一年間の募金活動を経て、本年は二月十八日〜二月二十八日、第7次訪問団が現地カンボジアを訪れました。全国から13才〜68才の老若男女が東京・名古屋・福岡の空港から出発、タイのバンコクで集合、結団式を行ないました。その数16名。特に今回は福岡から中学一年生と高校三年生の女子生徒が参加しましたが、これは地雷原訪問者の最年少記録です。

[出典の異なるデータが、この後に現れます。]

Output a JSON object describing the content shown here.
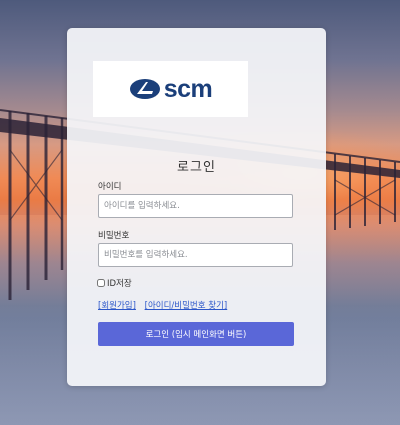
{
  "background": {
    "scene": "pier at sunset over water"
  },
  "logo": {
    "text": "scm",
    "color": "#1b3f7a"
  },
  "form": {
    "title": "로그인",
    "id_label": "아이디",
    "id_placeholder": "아이디를 입력하세요.",
    "password_label": "비밀번호",
    "password_placeholder": "비밀번호를 입력하세요.",
    "remember_label": "ID저장",
    "remember_checked": false
  },
  "links": {
    "signup": "[회원가입]",
    "find": "[아이디/비밀번호 찾기]"
  },
  "login_button": {
    "label": "로그인 (임시 메인화면 버튼)",
    "color": "#5a67d8"
  }
}
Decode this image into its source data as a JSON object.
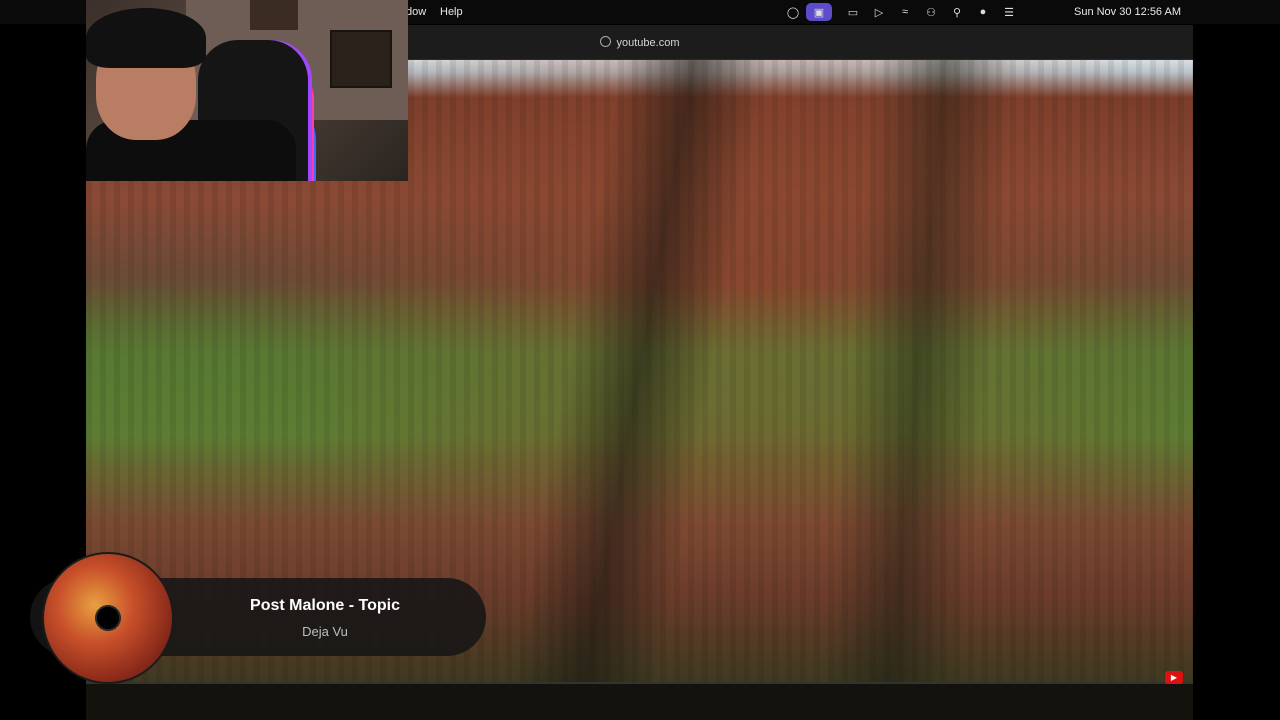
{
  "menubar": {
    "items": [
      "dow",
      "Help"
    ],
    "clock": "Sun Nov 30  12:56 AM"
  },
  "browser": {
    "url": "youtube.com"
  },
  "now_playing": {
    "artist": "Post Malone - Topic",
    "track": "Deja Vu"
  }
}
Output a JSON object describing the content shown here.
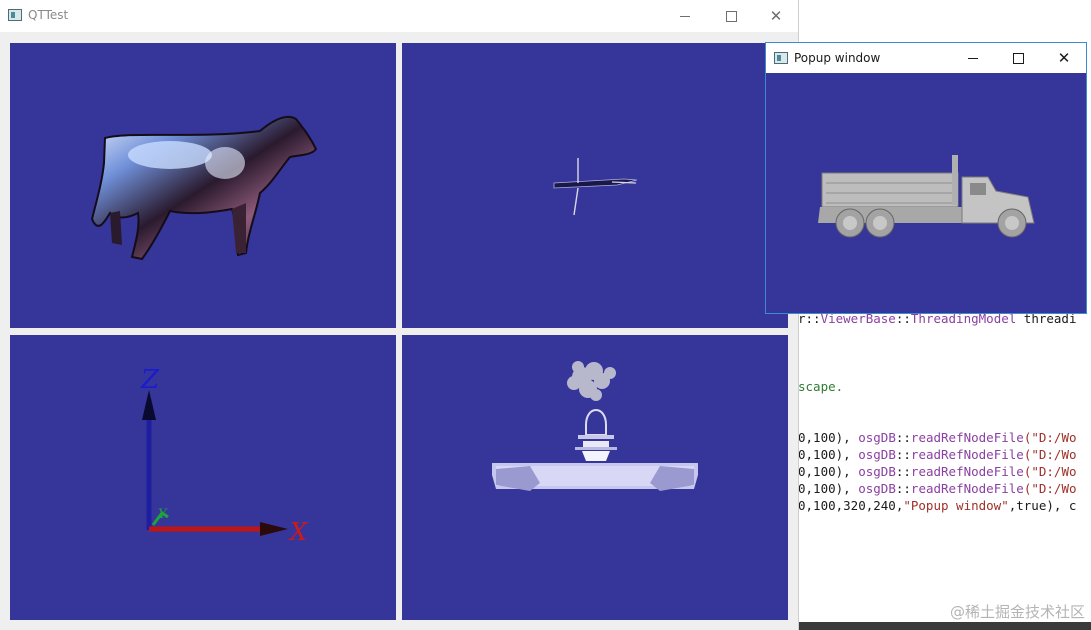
{
  "main_window": {
    "title": "QTTest",
    "close_glyph": "✕"
  },
  "popup_window": {
    "title": "Popup window",
    "close_glyph": "✕"
  },
  "editor": {
    "line1": {
      "a": "r::",
      "b": "ViewerBase",
      "c": "::",
      "d": "ThreadingModel",
      "e": " threadi"
    },
    "line2": "scape.",
    "line3": {
      "a": "0,100), ",
      "b": "osgDB",
      "c": "::",
      "d": "readRefNodeFile",
      "e": "(\"D:/Wo"
    },
    "line4": {
      "a": "0,100), ",
      "b": "osgDB",
      "c": "::",
      "d": "readRefNodeFile",
      "e": "(\"D:/Wo"
    },
    "line5": {
      "a": "0,100), ",
      "b": "osgDB",
      "c": "::",
      "d": "readRefNodeFile",
      "e": "(\"D:/Wo"
    },
    "line6": {
      "a": "0,100), ",
      "b": "osgDB",
      "c": "::",
      "d": "readRefNodeFile",
      "e": "(\"D:/Wo"
    },
    "line7": {
      "a": "0,100,320,240,",
      "b": "\"Popup window\"",
      "c": ",true), c"
    }
  },
  "axes": {
    "z": "Z",
    "x": "X",
    "y": "Y"
  },
  "watermark": "@稀土掘金技术社区",
  "colors": {
    "viewport_bg": "#36359a",
    "accent": "#3b8bd0"
  }
}
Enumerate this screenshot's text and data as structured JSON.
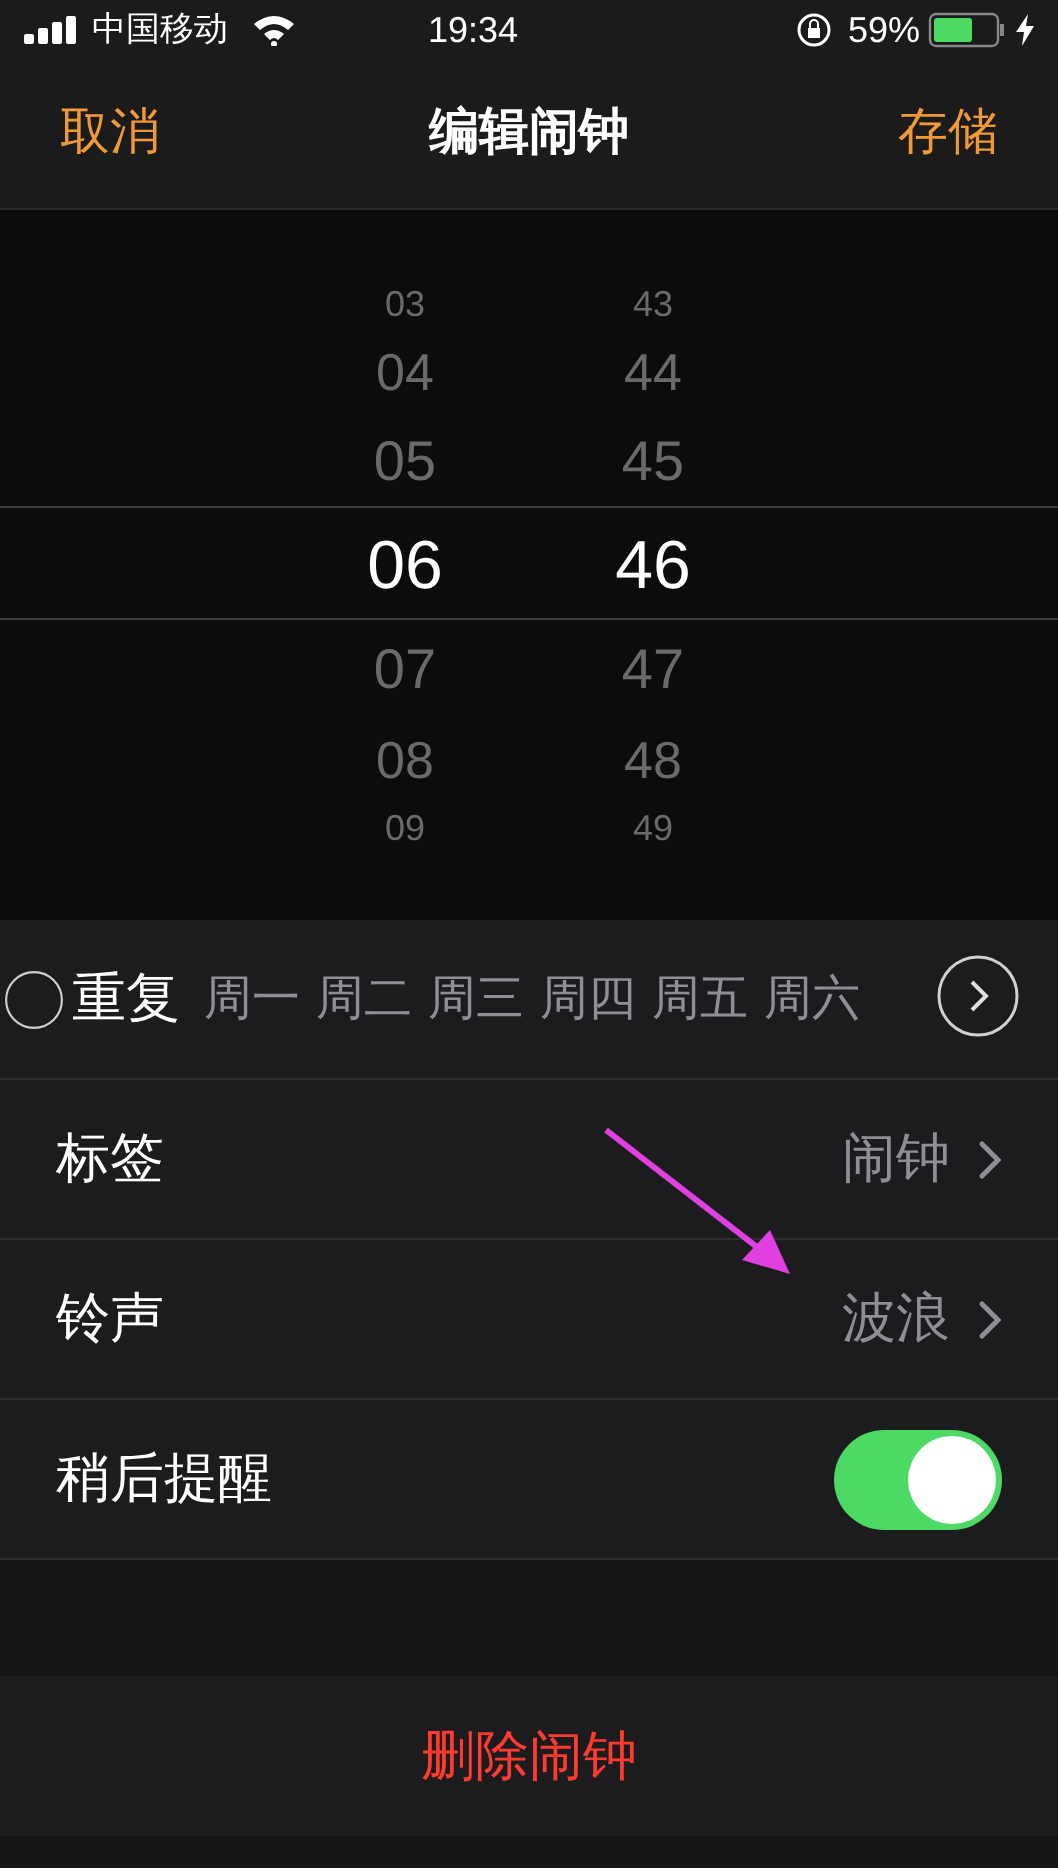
{
  "status_bar": {
    "carrier": "中国移动",
    "time": "19:34",
    "battery": "59%"
  },
  "nav": {
    "cancel": "取消",
    "title": "编辑闹钟",
    "save": "存储"
  },
  "picker": {
    "hours": [
      {
        "text": "03",
        "selected": false
      },
      {
        "text": "04",
        "selected": false
      },
      {
        "text": "05",
        "selected": false
      },
      {
        "text": "06",
        "selected": true
      },
      {
        "text": "07",
        "selected": false
      },
      {
        "text": "08",
        "selected": false
      },
      {
        "text": "09",
        "selected": false
      }
    ],
    "minutes": [
      {
        "text": "43",
        "selected": false
      },
      {
        "text": "44",
        "selected": false
      },
      {
        "text": "45",
        "selected": false
      },
      {
        "text": "46",
        "selected": true
      },
      {
        "text": "47",
        "selected": false
      },
      {
        "text": "48",
        "selected": false
      },
      {
        "text": "49",
        "selected": false
      }
    ]
  },
  "rows": [
    {
      "kind": "repeat",
      "label": "重复",
      "days": [
        "周一",
        "周二",
        "周三",
        "周四",
        "周五",
        "周六"
      ]
    },
    {
      "kind": "link",
      "label": "标签",
      "value": "闹钟"
    },
    {
      "kind": "link",
      "label": "铃声",
      "value": "波浪"
    },
    {
      "kind": "toggle",
      "label": "稍后提醒",
      "on": true
    }
  ],
  "delete_button": "删除闹钟"
}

昨年2月の訪問時に資金提供や視察を行なった後、カンボジアでは旱魃と洪水による飢饉が農村を襲った。CMCの現地事務所からの緊急援助の要請を受け、福岡の本部ではマスコミの協力のもと街頭キャンペーンを展開。8月には飢えに苦しむ地雷原の農民に支援米と水路建設のためのブルドーザーを提供した。今回、そのクバルムース村を訪れた時は、村人総出の熱烈な歓迎を受けた。(写真左)子供から大人までCMCの小旗を打ち振り、大きな拍手で迎えてくれた。
村や地区の責任者の歓迎挨拶を受けた後、CMCからは子供達への教材や衣服、ブルドーザーの燃料代や少雨でも育つ椰子やジャックフルーツの苗木(写真右)を贈呈した。また、昨年贈ったブルドーザーの前で村人と記念撮影をした後、いまだに地雷撤去活動の続く村の中を視察した。
クバルムース村を含むバッタンバン州では、今も地雷被害が絶えないが、2月21日には、州都バッタンバン市から約百km離れたタサンチェン地雷原を訪問した。(写真左)デコボコ道を走ること約3時間、イギリスのNGO、MAGの一チーム15人が地雷撤去活動中の地雷原に到着した。
この地は、政府軍とポルポト派の激戦地であったため、銃弾などの金属片が多く、撤去作業が困難だということだ。さっそく説明を聞いた後、ヘルメットやプロテクター
などの防具に身をつつみ、地雷原に入る。中学一年生も、緊張した面持ちだ。地雷原の中で生活している子供たちなど、危険と背中合せで暮らす人々の姿も多い。視察の後、命懸けで活動を続けるMAG隊員に募金を手渡した。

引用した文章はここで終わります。